In 1908, on the last Sunday in February, socialist women in the United States initiated the first Women's Day when large demonstrations took place calling for the vote and the political and economic rights of women. The following year, 2,000 people attended a Women's Day rally in Manhattan.
In 1910 Women's Day was taken up by socialists and feminists throughout the country. Later that year delegates went to the second International Conference of Socialist Women in Copenhagen with the intention of proposing that Women's Day become an international event. The notion of international solidarity between the exploited workers of the world had long been established as a socialist principle, though largely an unrealised one. The idea of women organising politically as women was much more controversial within the socialist movement. At that time, however, the German Socialist Party had a strong influence on the international socialist movement and that party had many advocates for the rights of women, , including leaders such as Clara Zetkin.

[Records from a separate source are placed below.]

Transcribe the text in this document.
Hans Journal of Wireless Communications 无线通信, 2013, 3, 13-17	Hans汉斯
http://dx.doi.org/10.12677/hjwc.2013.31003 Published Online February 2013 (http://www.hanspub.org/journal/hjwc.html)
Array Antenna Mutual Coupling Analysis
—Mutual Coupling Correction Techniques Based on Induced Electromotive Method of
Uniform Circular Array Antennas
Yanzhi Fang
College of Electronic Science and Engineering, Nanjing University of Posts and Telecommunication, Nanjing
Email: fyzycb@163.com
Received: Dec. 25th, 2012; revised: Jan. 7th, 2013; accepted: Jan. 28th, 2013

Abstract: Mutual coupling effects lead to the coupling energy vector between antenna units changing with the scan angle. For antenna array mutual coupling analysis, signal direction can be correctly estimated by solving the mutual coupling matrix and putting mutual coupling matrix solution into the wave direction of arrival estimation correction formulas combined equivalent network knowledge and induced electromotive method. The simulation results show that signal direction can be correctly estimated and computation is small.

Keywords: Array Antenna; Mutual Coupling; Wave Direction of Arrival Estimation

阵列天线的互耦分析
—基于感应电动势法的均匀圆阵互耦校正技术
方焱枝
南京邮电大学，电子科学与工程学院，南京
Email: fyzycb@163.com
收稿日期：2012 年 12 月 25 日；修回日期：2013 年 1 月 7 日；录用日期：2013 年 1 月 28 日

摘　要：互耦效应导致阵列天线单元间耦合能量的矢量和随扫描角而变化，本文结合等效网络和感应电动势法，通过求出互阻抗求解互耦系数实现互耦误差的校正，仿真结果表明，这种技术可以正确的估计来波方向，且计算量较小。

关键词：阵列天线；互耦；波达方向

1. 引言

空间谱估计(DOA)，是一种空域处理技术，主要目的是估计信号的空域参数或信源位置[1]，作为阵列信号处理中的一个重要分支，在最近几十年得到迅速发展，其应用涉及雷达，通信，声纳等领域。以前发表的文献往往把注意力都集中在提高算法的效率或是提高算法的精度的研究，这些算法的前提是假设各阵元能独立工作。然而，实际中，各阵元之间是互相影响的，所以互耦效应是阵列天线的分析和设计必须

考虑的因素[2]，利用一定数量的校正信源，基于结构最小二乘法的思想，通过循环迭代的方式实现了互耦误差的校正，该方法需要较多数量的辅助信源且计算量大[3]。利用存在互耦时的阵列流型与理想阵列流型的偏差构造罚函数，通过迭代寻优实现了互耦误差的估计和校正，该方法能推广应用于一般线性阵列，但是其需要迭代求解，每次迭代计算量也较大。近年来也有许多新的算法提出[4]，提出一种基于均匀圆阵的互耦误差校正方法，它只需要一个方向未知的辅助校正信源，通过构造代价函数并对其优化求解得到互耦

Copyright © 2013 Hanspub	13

Inspired by the actions of US women workers and their socialist sisters, Clara Zetkin ;had already framed a proposal to put to the conference of socialist women that women throughout the world should focus on a particular day each year to press for their demands. The conference of over 100 women from 17 countries, representing unions, socialist parties, working women's clubs, and including the first three women elected to the Finnish parliament, greeted Zetkin's suggestion with unanimous approval and International Women's Day was the result.
That conference also reasserted the importance of women's right to vote, dissociated itself from voting systems based on property rights and called for universal suffrage - the right to vote for all adult women and men The voice of dissent on this decision came from the English group led by Mrs. Despard of the Women's Freedom League, a group actively engaged in the suffragette movement.
Conference also called for maternity benefits which, despite an intervention by Alexandra Kollontai on behalf of unmarried mothers, were to be for married women only. It also decided to oppose night work as being detrimental to the health of most working women, though Swedish and Danish working women who were present asserted that night work was essential to their livelihood.